Sanità, il Consiglio di Stato lascia aperto l’ospedale di Guardiagrele

Tagli operati senza tenere conto della realtà locale, un ‘difetto d’istruttoria’ da parte della struttura commissariale. Questo il concetto espresso dal Consiglio di Stato contro la chiusura dell’ospedale di Guardiagrele. Un pronunciamento che mette in discussione l’intero piano di organizzazione degli ospedali abruzzesi, deciso dalla Regione a tavolino. “Chiodi ha il dovere di dimettersi”. E’ quanto dichiara il consigliere regionale del Pd, Franco Caramanico, dopo la pronuncia del Consiglio di Stato che ha accolto la sospensiva con conseguente blocco del provvedimento di chiusura dell’ospedale di Guardiagrele deciso nel Piano Sanitario che, dice Caramanico, “sanciscono una volta per tutte il fallimento del Programma operativo del Commissario Chiodi il quale avrebbe il dovere morale, oltre che politico, di rassegnare le sue dimissioni da Commissario straordinario alla sanità e di bloccare i provvedimenti assunti nel Piano Operativo.

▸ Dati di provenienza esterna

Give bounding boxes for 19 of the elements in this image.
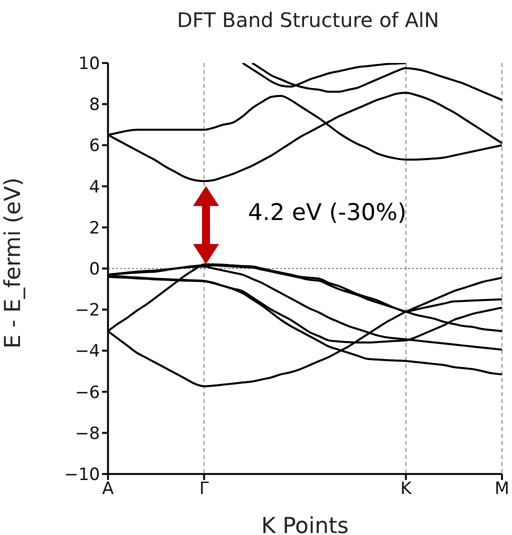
y-tick-label: −4 bbox=[74, 342, 100, 362]
y-axis-title: E - E_fermi (eV) bbox=[0, 178, 26, 348]
y-tick-label: 8 bbox=[89, 95, 100, 116]
x-tick-label: Γ bbox=[199, 479, 210, 500]
chart-title: DFT Band Structure of AlN bbox=[176, 8, 440, 32]
x-tick-label: M bbox=[494, 479, 510, 500]
y-tick-label: −8 bbox=[74, 424, 100, 444]
y-tick-label: 4 bbox=[89, 177, 100, 198]
x-axis-title: K Points bbox=[261, 514, 349, 535]
y-tick-label: −2 bbox=[74, 300, 100, 321]
y-tick-label: 2 bbox=[89, 218, 100, 238]
y-tick-label: 10 bbox=[78, 54, 100, 74]
y-tick-label: 0 bbox=[89, 260, 100, 280]
x-tick-label: A bbox=[102, 479, 114, 500]
y-tick-label: −6 bbox=[74, 382, 100, 403]
y-tick-label: 6 bbox=[89, 136, 100, 156]
y-tick-label: −10 bbox=[64, 465, 100, 486]
annotation: 4.2 eV (-30%) bbox=[248, 200, 406, 226]
x-tick-label: K bbox=[400, 479, 412, 500]
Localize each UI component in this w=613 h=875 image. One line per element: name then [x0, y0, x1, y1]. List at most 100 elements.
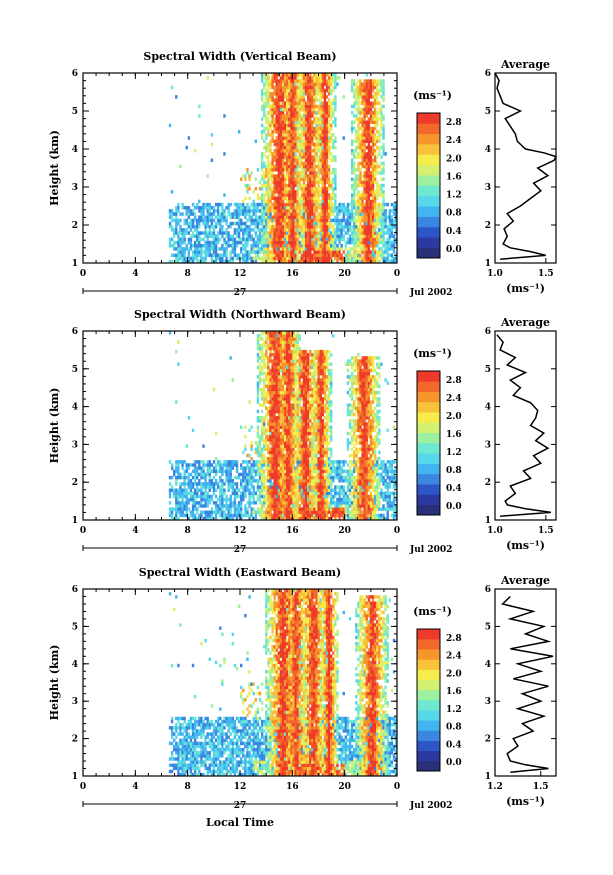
heatmap-cell — [269, 485, 272, 489]
heatmap-cell — [376, 164, 379, 169]
heatmap-cell — [275, 123, 278, 128]
heatmap-cell — [304, 218, 308, 223]
heatmap-cell — [269, 460, 272, 464]
heatmap-cell — [246, 206, 249, 210]
heatmap-cell — [323, 161, 327, 166]
heatmap-cell — [263, 171, 266, 175]
heatmap-cell — [306, 240, 310, 245]
heatmap-cell — [279, 123, 283, 128]
heatmap-cell — [334, 253, 337, 257]
heatmap-cell — [334, 158, 337, 162]
heatmap-cell — [311, 133, 314, 137]
heatmap-cell — [175, 482, 178, 486]
heatmap-cell — [260, 428, 264, 433]
heatmap-cell — [298, 149, 301, 153]
heatmap-cell — [269, 174, 272, 178]
heatmap-cell — [365, 155, 368, 159]
heatmap-cell — [202, 463, 205, 467]
heatmap-cell — [273, 406, 276, 411]
heatmap-cell — [376, 231, 379, 235]
colorbar-swatch — [417, 175, 440, 186]
heatmap-cell — [237, 475, 241, 480]
heatmap-cell — [311, 218, 314, 223]
heatmap-cell — [254, 501, 258, 505]
heatmap-cell — [348, 218, 352, 223]
heatmap-cell — [380, 161, 383, 166]
heatmap-cell — [279, 104, 283, 109]
heatmap-cell — [355, 225, 358, 229]
heatmap-cell — [311, 206, 314, 210]
heatmap-cell — [359, 240, 362, 245]
heatmap-cell — [208, 240, 211, 245]
heatmap-cell — [252, 501, 255, 505]
heatmap-cell — [267, 375, 270, 379]
heatmap-cell — [269, 510, 272, 514]
heatmap-cell — [244, 253, 247, 257]
heatmap-cell — [260, 164, 264, 169]
heatmap-cell — [319, 111, 322, 115]
heatmap-cell — [334, 202, 337, 207]
heatmap-cell — [200, 472, 203, 477]
heatmap-cell — [294, 164, 297, 169]
heatmap-cell — [281, 199, 285, 204]
heatmap-cell — [271, 450, 274, 455]
heatmap-cell — [267, 501, 270, 505]
heatmap-cell — [258, 240, 262, 245]
heatmap-cell — [350, 120, 354, 124]
heatmap-cell — [350, 206, 354, 210]
heatmap-cell — [373, 107, 377, 112]
heatmap-cell — [256, 390, 260, 395]
heatmap-cell — [277, 507, 281, 511]
heatmap-cell — [309, 161, 312, 166]
heatmap-cell — [350, 256, 354, 261]
heatmap-cell — [367, 161, 371, 166]
heatmap-cell — [296, 142, 299, 147]
heatmap-cell — [193, 504, 197, 508]
heatmap-cell — [380, 237, 383, 242]
heatmap-cell — [309, 180, 312, 185]
heatmap-cell — [277, 494, 281, 499]
heatmap-cell — [277, 225, 281, 229]
heatmap-cell — [382, 218, 385, 223]
heatmap-cell — [355, 199, 358, 204]
heatmap-cell — [373, 120, 377, 124]
heatmap-cell — [275, 76, 278, 80]
heatmap-cell — [378, 152, 381, 156]
heatmap-cell — [267, 212, 270, 216]
heatmap-cell — [338, 221, 341, 226]
heatmap-cell — [279, 507, 283, 511]
heatmap-cell — [260, 161, 264, 166]
heatmap-cell — [275, 101, 278, 105]
heatmap-cell — [283, 231, 287, 235]
heatmap-cell — [267, 425, 270, 429]
heatmap-cell — [193, 215, 197, 219]
heatmap-cell — [309, 76, 312, 80]
heatmap-cell — [231, 259, 235, 264]
heatmap-cell — [242, 199, 245, 204]
heatmap-cell — [179, 212, 182, 216]
heatmap-cell — [294, 98, 297, 102]
heatmap-cell — [355, 174, 358, 178]
heatmap-cell — [265, 362, 268, 366]
heatmap-cell — [267, 362, 270, 366]
heatmap-cell — [254, 177, 258, 181]
heatmap-cell — [334, 101, 337, 105]
heatmap-cell — [263, 384, 266, 388]
heatmap-cell — [189, 479, 193, 483]
heatmap-cell — [271, 73, 274, 77]
heatmap-cell — [373, 253, 377, 257]
heatmap-cell — [317, 237, 320, 242]
heatmap-cell — [235, 215, 239, 219]
heatmap-cell — [275, 180, 278, 185]
heatmap-cell — [319, 101, 322, 105]
heatmap-cell — [279, 133, 283, 137]
heatmap-cell — [288, 240, 291, 245]
heatmap-cell — [332, 171, 335, 175]
heatmap-cell — [185, 228, 188, 232]
heatmap-cell — [292, 130, 295, 134]
heatmap-cell — [260, 353, 264, 357]
heatmap-cell — [298, 133, 301, 137]
heatmap-cell — [288, 247, 291, 251]
heatmap-cell — [296, 253, 299, 257]
heatmap-cell — [196, 231, 199, 235]
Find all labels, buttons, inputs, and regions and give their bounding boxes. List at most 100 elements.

Sulla loro legittimità – prosegue Caramanico – è lecito nutrire più di una riserva, tanto più alla luce della recente sentenza della Corte Costituzionale, secondo cui il Commissario non ha poteri legislativi e non può assumerli arbitrariamente, come invece ha fatto il Governatore della Regione Abruzzo. Non possiamo poi non chiederci cosa si nasconda dietro la strenua ostinazione da parte di Chiodi di continuare a portare avanti i suoi piani sulla chiusura degli ospedali; quali siano i reali interessi di una manovra su cui attendiamo fiduciosi la pronuncia dei giudici del Tar, chiamati il prossimo 23 marzo a esprimersi nel merito dei ricorsi presentati. Chiediamo – conclude Caramanico – che Chiodi, dimettendosi dall’incarico di Commissario alla sanità, restituisca i pieni poteri al Consiglio regionale, di fatto esautorato su una materia, quale e’ la sanità, di importanza cruciale per la nostra regione”.